Tague mentioned that he’s working on a rural healthcare bill with colleagues that would provide incentives to those who follow certain health guidelines but that the details can’t be made public yet.

Kraat and Tague align firmly in their thoughts on a single assessment standard, with each agreeing that it would be fair but difficult to implement.

“I testified in a real property tax hearing towards the end of last year,” Tague said. “Remember, I was a town supervisor so I’m very familiar with how assessment goes and just in Schoharie County you have 16 different towns. Not all of them do their assessments properly. 

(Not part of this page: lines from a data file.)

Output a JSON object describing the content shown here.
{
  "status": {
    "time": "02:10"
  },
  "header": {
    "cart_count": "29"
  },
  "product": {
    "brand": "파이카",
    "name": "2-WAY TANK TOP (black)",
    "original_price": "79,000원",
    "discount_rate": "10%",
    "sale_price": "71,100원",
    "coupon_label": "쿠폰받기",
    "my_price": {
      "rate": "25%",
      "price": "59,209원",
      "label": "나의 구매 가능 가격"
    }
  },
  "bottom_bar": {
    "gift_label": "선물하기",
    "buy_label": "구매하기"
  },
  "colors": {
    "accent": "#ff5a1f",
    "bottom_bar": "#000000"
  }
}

“One thing that I found that I thought was successful,” Tague continued, “was the town of Esperance, the town of Schoharie, and at the time the town of Wright were in what they called a cap system, so we had the same assessor that was assessing properties the same way in all those towns. 

“… Now, that said,” Tague said, “there would have to be some changes made because the property values in Manhattan are surely a lot different than the property values in upstate New York, but I’m sure that if it’s done properly and the right science is put to it, that we can figure out a fair, balanced approach to the assessments across the state.”

Tague, a lifelong gun owner, is a strong opponent of New York’s SAFE Act and any other measures that would infringe on the Second Amendment.

“I’m a constitutionalist,” Tague said, “and I believe in the Second Amendment, and I believe in people’s Second Amendment rights. Owning a firearm is not all just about wanting to go out hunting and target shooting. The Second Amendment was put in place to be able to protect yourself, to be able to protect your family, your neighbors, and your property. 

“Responsible gun ownership is like everything else,” Tague continued. “If you own a car and you drive down the road it’s your responsibility to be a responsible operator of that vehicle. It’s the same thing with owning a gun. We cannot allow government to tell us everything we can or cannot do. That makes this country not America anymore … The reason why we’re the greatest country is because we allow people to think for themselves. We allow people to have personal responsibility. 

“Do accidents happen, do bad things happen?” Tague went on. “Yes, they do. I understand that. But you can’t legislate every single thing that could possibly happen because then there’s nothing left. And that’s one of the reasons why I ran, is because different aspects and different people in this country continue to infringe our constitutional rights. And once those constitutional rights are taken from us, we’re no longer America. We’re no longer that free country that’s gotten to where it is today … I will always defend the Second Amendment.”